Certainly, people are using it. How many? Who knows – unlike typewriters, which needed precision mechanical work to convert them, computers are by their nature programmable, and it’s a cinch to convert them to Dvorak. So how many people have actually done it? The only way to really find out is to do an expensive controlled survey, and no one is rushing forth with the money to fund such a study.
The so called evidence supporting qwerty as being equal or superior to Dvorak which is the foundation of just about every argument put forth against Dvorak WAS DESTROYED BY THE AUTHORS.

Nobody has ever seen it!

Who , who , who is biased ?

Okay, now you’re spamming: That is a direct quote from http://www.dvorak-keyboard.com/, which appears to be a fully-owned subsidiary of http://www.thisistrue.com/, with a link to https://secure.thisistrue.com/index.php?l=product_list&c=3

It doesn’t take a Dvorak keyboard to be a productive typist when all you are doing is cutting and pasting, Randy.

Maybe, but that’s a great simplification of the matter repeated by every lazy Odd Facts editor.
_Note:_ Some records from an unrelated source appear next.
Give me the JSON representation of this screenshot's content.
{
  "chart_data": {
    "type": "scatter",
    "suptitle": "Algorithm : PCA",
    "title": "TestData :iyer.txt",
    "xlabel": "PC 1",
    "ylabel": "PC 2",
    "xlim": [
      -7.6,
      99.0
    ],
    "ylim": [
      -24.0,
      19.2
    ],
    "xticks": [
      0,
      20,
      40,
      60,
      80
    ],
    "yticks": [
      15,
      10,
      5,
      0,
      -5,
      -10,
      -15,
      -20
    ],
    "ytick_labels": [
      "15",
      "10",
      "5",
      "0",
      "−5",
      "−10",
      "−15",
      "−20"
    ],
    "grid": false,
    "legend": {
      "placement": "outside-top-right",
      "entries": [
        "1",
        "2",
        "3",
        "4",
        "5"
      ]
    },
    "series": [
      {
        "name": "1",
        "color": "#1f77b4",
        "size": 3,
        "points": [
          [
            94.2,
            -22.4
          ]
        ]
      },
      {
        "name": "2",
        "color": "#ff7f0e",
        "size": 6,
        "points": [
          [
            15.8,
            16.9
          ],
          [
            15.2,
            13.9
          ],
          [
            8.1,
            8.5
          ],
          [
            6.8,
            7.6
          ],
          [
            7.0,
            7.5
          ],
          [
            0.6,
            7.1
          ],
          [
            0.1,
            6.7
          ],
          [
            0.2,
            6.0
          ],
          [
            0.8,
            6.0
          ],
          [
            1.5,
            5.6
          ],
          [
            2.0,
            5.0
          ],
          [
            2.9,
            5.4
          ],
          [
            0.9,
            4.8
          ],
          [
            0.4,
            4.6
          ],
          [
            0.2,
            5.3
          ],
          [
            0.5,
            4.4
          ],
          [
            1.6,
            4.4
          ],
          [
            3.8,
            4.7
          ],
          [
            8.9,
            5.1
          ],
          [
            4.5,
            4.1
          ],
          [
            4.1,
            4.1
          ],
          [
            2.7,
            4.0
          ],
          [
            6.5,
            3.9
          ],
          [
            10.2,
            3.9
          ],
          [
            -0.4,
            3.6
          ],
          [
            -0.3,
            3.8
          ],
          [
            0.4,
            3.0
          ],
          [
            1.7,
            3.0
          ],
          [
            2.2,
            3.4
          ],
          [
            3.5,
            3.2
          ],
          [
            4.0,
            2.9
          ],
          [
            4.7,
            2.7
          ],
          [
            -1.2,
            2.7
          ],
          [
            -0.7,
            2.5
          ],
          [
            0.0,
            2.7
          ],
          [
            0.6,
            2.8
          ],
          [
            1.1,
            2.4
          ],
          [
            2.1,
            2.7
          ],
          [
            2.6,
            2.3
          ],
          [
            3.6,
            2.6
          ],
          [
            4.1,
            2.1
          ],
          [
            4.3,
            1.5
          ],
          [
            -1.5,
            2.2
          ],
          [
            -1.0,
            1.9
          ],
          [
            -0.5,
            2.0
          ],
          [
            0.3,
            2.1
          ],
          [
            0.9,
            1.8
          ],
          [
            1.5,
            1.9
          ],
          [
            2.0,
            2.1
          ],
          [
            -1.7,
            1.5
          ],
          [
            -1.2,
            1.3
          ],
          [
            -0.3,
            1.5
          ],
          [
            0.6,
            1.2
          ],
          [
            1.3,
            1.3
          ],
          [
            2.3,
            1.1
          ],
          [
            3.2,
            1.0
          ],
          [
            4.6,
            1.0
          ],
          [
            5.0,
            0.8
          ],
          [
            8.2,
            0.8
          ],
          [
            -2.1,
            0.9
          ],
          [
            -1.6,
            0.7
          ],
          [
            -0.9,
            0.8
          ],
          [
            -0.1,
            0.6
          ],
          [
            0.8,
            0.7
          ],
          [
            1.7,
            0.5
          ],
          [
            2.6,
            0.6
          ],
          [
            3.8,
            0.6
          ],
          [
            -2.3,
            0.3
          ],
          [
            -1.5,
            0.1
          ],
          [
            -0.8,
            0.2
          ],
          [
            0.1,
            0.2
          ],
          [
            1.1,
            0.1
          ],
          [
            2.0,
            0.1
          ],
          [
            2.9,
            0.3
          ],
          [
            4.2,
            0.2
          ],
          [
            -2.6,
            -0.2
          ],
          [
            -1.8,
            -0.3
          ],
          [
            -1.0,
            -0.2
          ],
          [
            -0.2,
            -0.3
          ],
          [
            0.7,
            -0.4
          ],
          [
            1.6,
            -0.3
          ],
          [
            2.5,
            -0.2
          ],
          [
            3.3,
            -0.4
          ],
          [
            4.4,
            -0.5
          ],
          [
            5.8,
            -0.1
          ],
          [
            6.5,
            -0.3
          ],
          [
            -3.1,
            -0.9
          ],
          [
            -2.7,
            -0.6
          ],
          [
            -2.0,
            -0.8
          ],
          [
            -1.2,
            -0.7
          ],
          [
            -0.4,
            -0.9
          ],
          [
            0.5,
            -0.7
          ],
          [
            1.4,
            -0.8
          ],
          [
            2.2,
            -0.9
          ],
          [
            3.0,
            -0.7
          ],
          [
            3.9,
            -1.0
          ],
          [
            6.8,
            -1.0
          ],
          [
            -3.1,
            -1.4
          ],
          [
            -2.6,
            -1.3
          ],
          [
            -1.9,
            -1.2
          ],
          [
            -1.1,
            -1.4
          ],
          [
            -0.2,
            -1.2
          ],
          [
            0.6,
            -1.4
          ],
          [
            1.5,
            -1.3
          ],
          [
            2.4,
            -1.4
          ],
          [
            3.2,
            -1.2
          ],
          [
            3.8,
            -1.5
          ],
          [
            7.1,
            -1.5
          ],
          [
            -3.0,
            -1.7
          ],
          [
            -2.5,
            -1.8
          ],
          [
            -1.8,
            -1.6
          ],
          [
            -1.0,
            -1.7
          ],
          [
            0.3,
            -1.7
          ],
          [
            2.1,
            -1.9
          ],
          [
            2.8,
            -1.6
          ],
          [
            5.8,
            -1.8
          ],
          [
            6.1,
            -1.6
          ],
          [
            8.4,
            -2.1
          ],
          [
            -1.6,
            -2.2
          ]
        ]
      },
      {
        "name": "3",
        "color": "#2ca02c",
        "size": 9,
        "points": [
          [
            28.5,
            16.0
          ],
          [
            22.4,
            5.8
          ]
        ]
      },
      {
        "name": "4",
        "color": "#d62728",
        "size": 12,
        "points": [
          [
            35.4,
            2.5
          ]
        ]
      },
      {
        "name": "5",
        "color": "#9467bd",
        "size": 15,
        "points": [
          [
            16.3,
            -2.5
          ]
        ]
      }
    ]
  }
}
There were many keyboard layouts in the early days, successively refined, and ONE goal of QWERTY was to distribute the keys that jammed most often… so that typing would be faster. If it were genuinely as deliberately-inefficient as this shitbit implies, it would have lost the early wars once the mechanics improved enough to eliminate jams.

But Mac’s on a crusade and he won’t stop until we’ve repainted every fire truck in America a slightly different shade of red that was once shown in a test of five subjects to have better visibility between 5:30 and 7:00 PM. :smiley:

I see, so I am required to suspend logic, or withdraw?

I’ll withdraw, as I prefer my head to be in one piece.